A typical thread has twenty or thirty points.
Some are effectively essays as the points build on and reinforce arguments the writer is making.
Others are nuggets of information, packaged together and delivered – held together by the thread.
And then you have lists – 25 of these and 30 of that.
One of these, for example, had to do with 25 facilitation methods – the kinds of things you might do to run meetings.
Now, when you look at a group of things like that what’s missing is really how you would use them in practice.
For example, if you were a Roman soldier, you would have a set of kit – a throwing spear, a thrusting spear, a short sword, a shield – and you’d use each of these in combat at the right point.
You’d be far more effective as a soldier if you knew how to use that set of kit than if you walked around carrying a whole lot of stuff pulled together at random.
So, I thought, if I were to describe how I currently think about the way in which sales works for me what would that look like?
My focus is usually on complex sales – the kind of thing where customers don’t quite know what they need yet and need to work through that before they are ready to buy.
It’s the opposite of transactional sales where the customer knows exactly what they want and the main thing they want to do is figure out who is offering the best deal.
A complex sale means that you need to understand a complex situation – one where there is a lot going on.
If you do this properly what you will end up doing is understanding what value means in customer terms – you’ll be able to define value in words the customer would have used.
But get to this point you have to do a few things first.
You have to start by studying the situation – building a picture of what is going on through interviews and going to where the work is done.

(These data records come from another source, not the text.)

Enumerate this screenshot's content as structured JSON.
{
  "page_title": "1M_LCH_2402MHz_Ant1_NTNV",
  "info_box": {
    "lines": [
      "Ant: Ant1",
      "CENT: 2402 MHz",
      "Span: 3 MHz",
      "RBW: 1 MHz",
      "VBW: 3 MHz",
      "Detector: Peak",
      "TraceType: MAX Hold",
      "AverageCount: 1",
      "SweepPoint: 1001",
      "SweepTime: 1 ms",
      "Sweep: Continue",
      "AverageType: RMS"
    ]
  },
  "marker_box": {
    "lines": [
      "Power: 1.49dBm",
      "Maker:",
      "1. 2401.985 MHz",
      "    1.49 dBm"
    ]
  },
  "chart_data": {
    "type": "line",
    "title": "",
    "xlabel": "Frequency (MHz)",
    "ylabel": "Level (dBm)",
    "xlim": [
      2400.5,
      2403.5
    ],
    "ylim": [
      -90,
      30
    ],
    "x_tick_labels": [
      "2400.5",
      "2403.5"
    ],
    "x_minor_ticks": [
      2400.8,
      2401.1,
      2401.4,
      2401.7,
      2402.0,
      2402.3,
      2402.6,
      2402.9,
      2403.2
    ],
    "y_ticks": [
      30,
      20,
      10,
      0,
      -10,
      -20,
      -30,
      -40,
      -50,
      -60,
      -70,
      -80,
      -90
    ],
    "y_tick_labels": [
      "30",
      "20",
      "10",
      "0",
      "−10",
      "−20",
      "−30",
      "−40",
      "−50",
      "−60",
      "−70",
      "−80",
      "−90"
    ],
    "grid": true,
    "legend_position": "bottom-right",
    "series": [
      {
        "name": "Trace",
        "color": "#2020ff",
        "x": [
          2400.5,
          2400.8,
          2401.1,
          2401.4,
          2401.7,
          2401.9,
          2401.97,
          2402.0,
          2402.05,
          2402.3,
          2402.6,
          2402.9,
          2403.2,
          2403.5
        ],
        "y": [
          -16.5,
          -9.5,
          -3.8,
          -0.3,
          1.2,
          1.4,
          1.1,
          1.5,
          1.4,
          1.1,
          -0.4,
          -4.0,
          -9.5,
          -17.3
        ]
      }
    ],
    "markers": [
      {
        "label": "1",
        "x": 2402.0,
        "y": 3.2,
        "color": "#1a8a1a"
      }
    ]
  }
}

You’ll have to see what’s going on – trying to listen to the voice of the process.
For example, if you are working with an organisation that fixes things, then value probably has something to do with getting things fixed when the customer wants them fixed – and the measure that tells you what is going in is the number of days it takes for a fix to get done – which is the voice of the process.
Now, as you listen to people you’ll start to build a picture of how they see the world and when you put this down as a model it’s called a holon – a construct that describes their particular perspective.
These three things – listening to people, trying to look at things from their point of view and taking the trouble to look at measures that let you see what is going on helps you gain an understanding of the situation.
Once you have that you can start to shape an intervention – perhaps come up with a flowchart of how to do things differently.
And to explain to others why this process works you’ll come up with stories, with presentations that seek to explain and persuade.
But because your stories are founded on a deep understanding of the situation, you’ll be able to get people to listen more closely and focus on your points rather than trying to find holes in your argument.
I find that these tools are the ones I use most of the time in my process – and what they help me do is follow the platinum rule.
The golden rule, as you are aware, is to do to others the way you would have them do unto you.
The platinum rule says do unto others as they would have you do unto them.
Now, when I think about this approach – one that works for me – I don’t see it as an unconnected set of tools or tactics.
I see them as part of a systemic approach, one where the elements work together to create a better customer development process that is focused on understanding what value looks like before trying to deliver it.
And it seems to me that however you do your process it cannot but help if you give your customer the value that they want and need.